Primeiro comecei a tecer para outras pessoas. Era o normal, aqui. A minha mãe também tecia para fora. Quanto mais tecíamos, mais recebíamos. Mas fartava-me de estar sempre a fazer a mesma coisa, a repetir a mesma coisa. Eu sabia que punha uma teada de determinada largura, e que ia fazê-la até ao fim. No fim punha outra igual, e depois outra igual e outra igual. Isso chateava-me. Estive pouco tempo a trabalhar para essa senhora, e comecei a trabalhar com a minha mãe.
Cristina Fachada
Eu até acho que agora é que [Almalaguês] está mais em alta.

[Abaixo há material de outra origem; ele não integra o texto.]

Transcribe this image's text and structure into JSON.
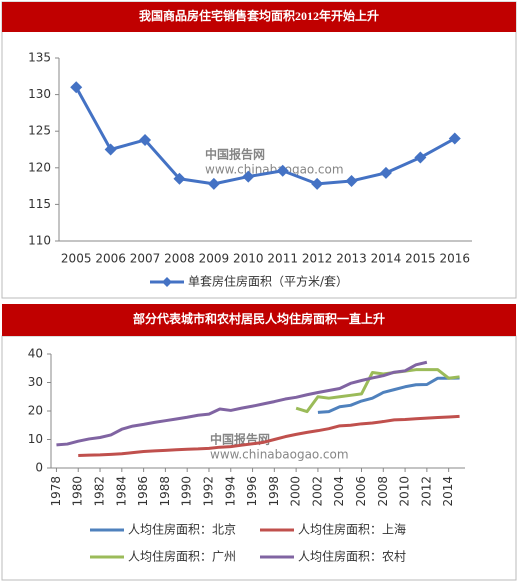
{
  "chart_data": [
    {
      "type": "line",
      "title": "我国商品房住宅销售套均面积2012年开始上升",
      "categories": [
        "2005",
        "2006",
        "2007",
        "2008",
        "2009",
        "2010",
        "2011",
        "2012",
        "2013",
        "2014",
        "2015",
        "2016"
      ],
      "series": [
        {
          "name": "单套房住房面积（平方米/套）",
          "color": "#4472c4",
          "values": [
            131,
            122.5,
            123.8,
            118.5,
            117.8,
            118.8,
            119.6,
            117.8,
            118.2,
            119.3,
            121.4,
            124
          ]
        }
      ],
      "ylim": [
        110,
        135
      ],
      "yticks": [
        110,
        115,
        120,
        125,
        130,
        135
      ],
      "grid": false,
      "markers": true,
      "annotations": [
        "中国报告网",
        "www.chinabaogao.com"
      ]
    },
    {
      "type": "line",
      "title": "部分代表城市和农村居民人均住房面积一直上升",
      "x": [
        1978,
        1979,
        1980,
        1981,
        1982,
        1983,
        1984,
        1985,
        1986,
        1987,
        1988,
        1989,
        1990,
        1991,
        1992,
        1993,
        1994,
        1995,
        1996,
        1997,
        1998,
        1999,
        2000,
        2001,
        2002,
        2003,
        2004,
        2005,
        2006,
        2007,
        2008,
        2009,
        2010,
        2011,
        2012,
        2013,
        2014,
        2015
      ],
      "series": [
        {
          "name": "人均住房面积：北京",
          "color": "#4f81bd",
          "values": [
            null,
            null,
            null,
            null,
            null,
            null,
            null,
            null,
            null,
            null,
            null,
            null,
            null,
            null,
            null,
            null,
            null,
            null,
            null,
            null,
            null,
            null,
            null,
            null,
            19.5,
            19.8,
            21.5,
            22,
            23.5,
            24.5,
            26.5,
            27.5,
            28.5,
            29.2,
            29.3,
            31.5,
            31.5,
            31.6
          ]
        },
        {
          "name": "人均住房面积：上海",
          "color": "#c0504d",
          "values": [
            null,
            null,
            4.4,
            4.5,
            4.6,
            4.8,
            5,
            5.4,
            5.8,
            6,
            6.2,
            6.4,
            6.6,
            6.7,
            6.9,
            7.3,
            7.5,
            8,
            8.5,
            9,
            10,
            11,
            11.8,
            12.5,
            13.1,
            13.8,
            14.8,
            15,
            15.5,
            15.8,
            16.3,
            16.9,
            17,
            17.3,
            17.5,
            17.7,
            17.9,
            18.1
          ]
        },
        {
          "name": "人均住房面积：广州",
          "color": "#9bbb59",
          "values": [
            null,
            null,
            null,
            null,
            null,
            null,
            null,
            null,
            null,
            null,
            null,
            null,
            null,
            null,
            null,
            null,
            null,
            null,
            null,
            null,
            null,
            null,
            21,
            19.8,
            25,
            24.5,
            25,
            25.5,
            26,
            33.5,
            33,
            33.5,
            34,
            34.5,
            34.5,
            34.5,
            31.5,
            32
          ]
        },
        {
          "name": "人均住房面积：农村",
          "color": "#8064a2",
          "values": [
            8.1,
            8.4,
            9.4,
            10.2,
            10.7,
            11.6,
            13.6,
            14.7,
            15.3,
            16,
            16.6,
            17.2,
            17.8,
            18.5,
            18.9,
            20.7,
            20.2,
            21,
            21.7,
            22.5,
            23.3,
            24.2,
            24.8,
            25.7,
            26.5,
            27.2,
            27.9,
            29.7,
            30.7,
            31.6,
            32.4,
            33.6,
            34.1,
            36.2,
            37.1,
            null,
            null,
            null
          ]
        }
      ],
      "xlim": [
        1977.5,
        2015.5
      ],
      "xticks": [
        1978,
        1980,
        1982,
        1984,
        1986,
        1988,
        1990,
        1992,
        1994,
        1996,
        1998,
        2000,
        2002,
        2004,
        2006,
        2008,
        2010,
        2012,
        2014
      ],
      "ylim": [
        0,
        40
      ],
      "yticks": [
        0,
        10,
        20,
        30,
        40
      ],
      "grid": false,
      "markers": false,
      "annotations": [
        "中国报告网",
        "www.chinabaogao.com"
      ]
    }
  ]
}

A minha mãe trabalhava para outras pessoas, que tinham grandes encomendas, mas também havia o cliente final que ia lá a casa. Portanto, eu via que ela conseguia conciliar as duas coisas. Então também comecei a trabalhar por mim, por conta própria. Nós púnhamos as teadas e eu fazia o que me apetecia e as larguras que me apetecia, e comecei a lidar também com os clientes finais – no início com aqueles que iam à minha mãe.
Nesses tempos havia muito muito trabalho. Toda a gente tecia. Se se passasse aqui pelas ruas de Almalaguês abaixo só se ouviam os teares. Em cada janela ouvia um tear. E em cada tear, cada tecedeira estava sempre a fazer o mesmo, a trabalhar as mesmas larguras. Eu, agora, a cada semana ou a cada 15 dias sou capaz de mudar o rolo. Esta semana estou em 45 centímetros. Para a semana posso estar a trabalhar em 80, ou a um metro.
É claro que dá trabalho montar e desmontar. Mas temos de arranjar métodos para conseguir dar a volta a essas coisas. Portanto, eu cada vez que mudo o tamanho não estou a pôr uma teia. Tenho várias peças destas, isto desencaixa tudo, arrumo e ponho a outra. Portanto, estão sempre prontas.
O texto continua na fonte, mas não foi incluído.